I pushed back from the table with more force than necessary and shot up out of my seat. I didn’t make eye contact with anyone in the room. I was on the verge of tears, and they would not see me cry. I would show no weakness. My father hated tears anyway. It did nothing to win his favor.
Walking through the kitchen entrance, I continued until I reached the back door to the store and went inside. I didn’t make my way to the mop bucket or to the shelves. I kept walking. I glanced at them as I passed, though. The habit of being a good daughter making me question what I was about to do. I forced myself to look away. I wasn’t a puppet for my father to command. I had done everything they’d ever asked of me. I had been the best daughter they could ask for. Not now, though. Not if they wouldn’t listen to me.
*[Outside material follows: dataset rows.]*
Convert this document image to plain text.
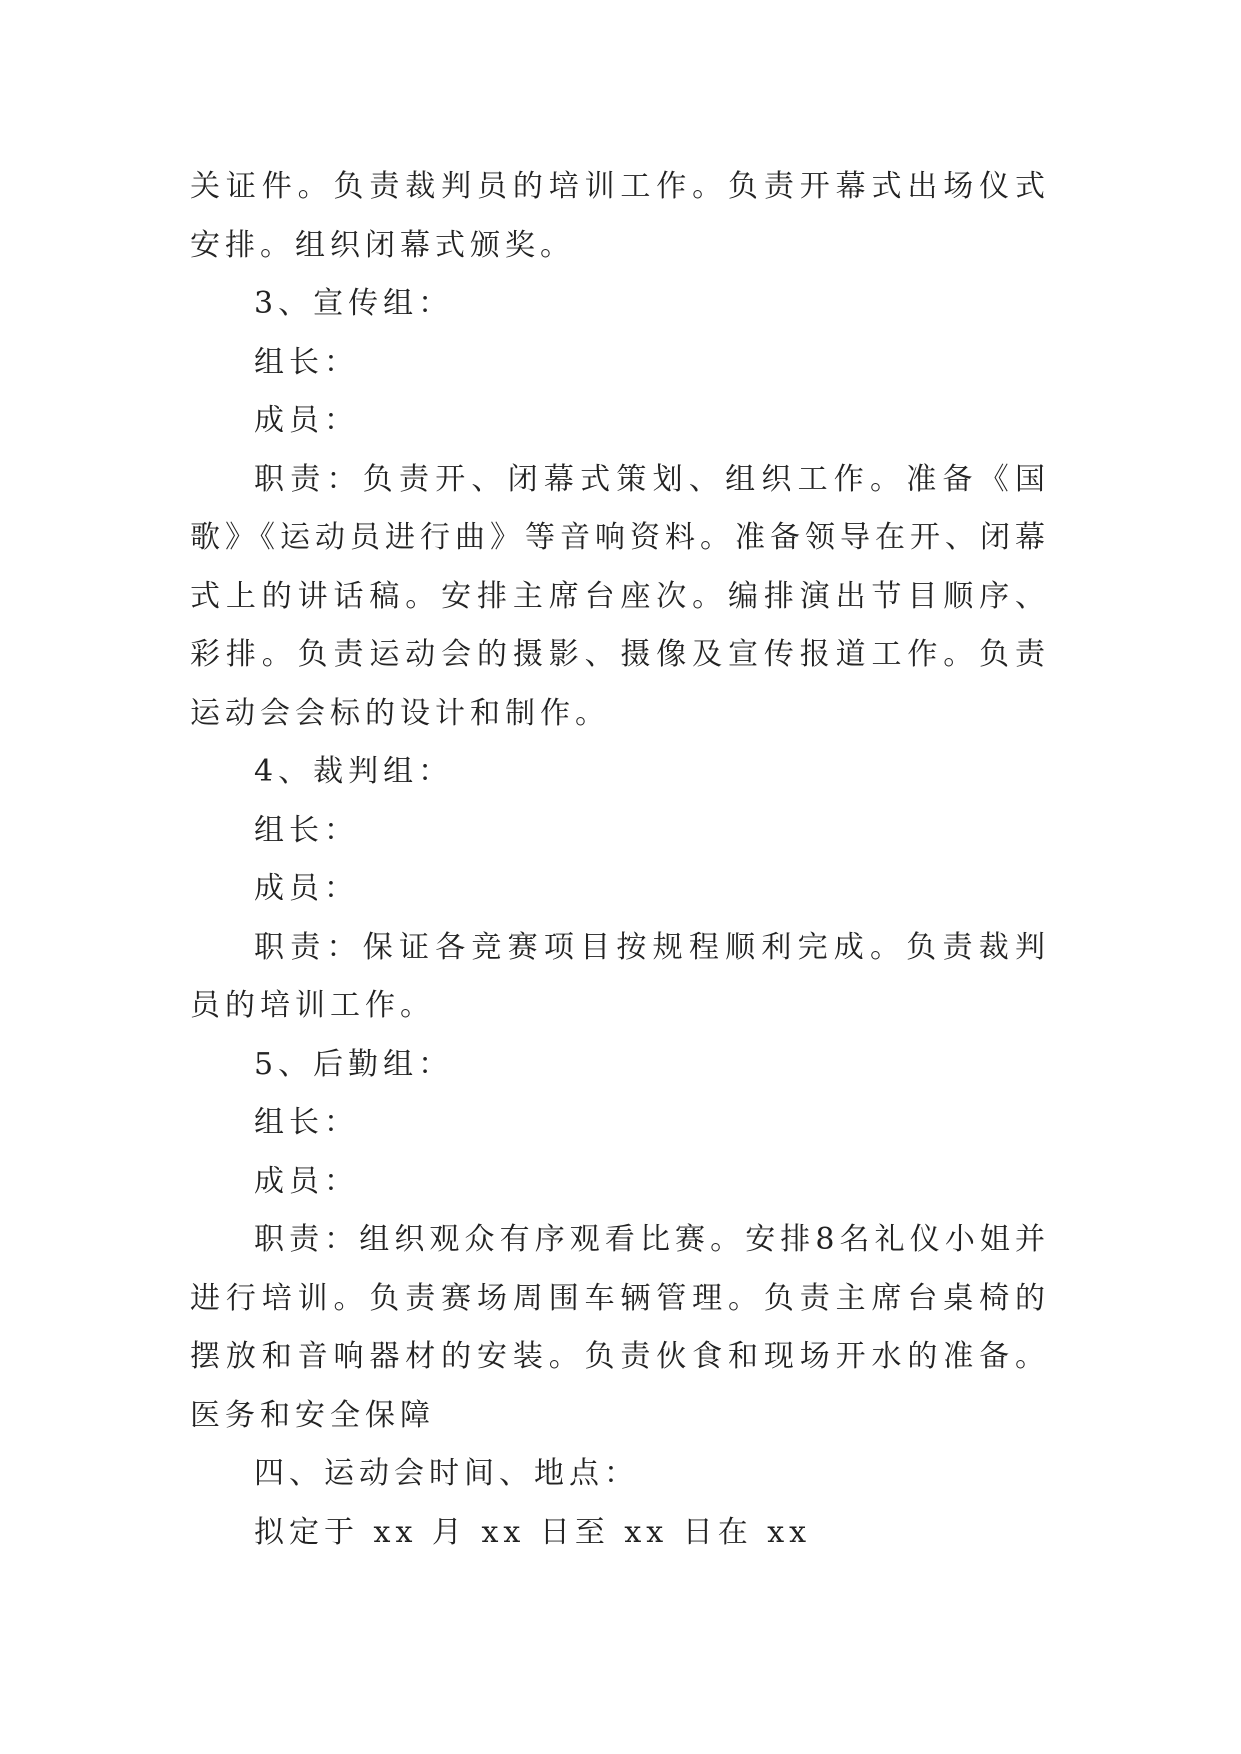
关证件。负责裁判员的培训工作。负责开幕式出场仪式安排。组织闭幕式颁奖。

3、宣传组：

组长：

成员：

职责：负责开、闭幕式策划、组织工作。准备《国歌》《运动员进行曲》等音响资料。准备领导在开、闭幕式上的讲话稿。安排主席台座次。编排演出节目顺序、彩排。负责运动会的摄影、摄像及宣传报道工作。负责运动会会标的设计和制作。

4、裁判组：

组长：

成员：

职责：保证各竞赛项目按规程顺利完成。负责裁判员的培训工作。

5、后勤组：

组长：

成员：

职责：组织观众有序观看比赛。安排8名礼仪小姐并进行培训。负责赛场周围车辆管理。负责主席台桌椅的摆放和音响器材的安装。负责伙食和现场开水的准备。医务和安全保障

四、运动会时间、地点：

拟定于 xx 月 xx 日至 xx 日在 xx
I walked until I was at the front door to the store. Reaching up, I held the bell to keep it from chiming as I opened the door and went outside. I locked it behind me with the key in my pocket. Staring at the storefront, I didn’t see home or family. I saw my prison cell.
I couldn’t stay here, but I had nowhere I could go. I needed my parents’ approval to accept the scholarship. So, I walked. Down the path to the parking lot, then through the parking lot, until I reached the street. Glancing left and then right, I chose right. It not only led out of town, but it led north. Closer to the state line. It was dark outside. This wasn’t safe, but my life had been one big safety net. I knew of nothing outside my family and that store.
I walked. I walked until the town lights faded and the street was almost empty. I didn’t panic when cars passed. The fear of being abducted should have been there in my head, making me think through this stupid idea, but all I could care about was escaping.
The more I thought about being forced to stay here and attend the local university that I could drive to daily, the faster I walked. At some point, I began running. I was running from my life, my jail sentence, my family, from it all.
I ran in the dark until the light from the bridge that led toward the state line lit things up. Slowing, I realized there were headlights on a truck also lighting up the darkness, but the truck wasn’t driving. It was parked. I came to a stop, my lungs burning, my side hurting, and my mouth dry. I’d never run for exercise, and my body was freaking out. It took me a moment to get my breath under control. I wasn’t sure if I should turn around or face the unknown ahead of me. It only took me a moment to make up my mind.
Walking hesitantly toward the truck, I wondered if they had broken down or if I was about to get abducted and taken from this life I hated in a way I didn’t want. I didn’t want to be sold into a sex trade or killed and my body found in the woods. I knew this wasn’t safe. I still walked onward.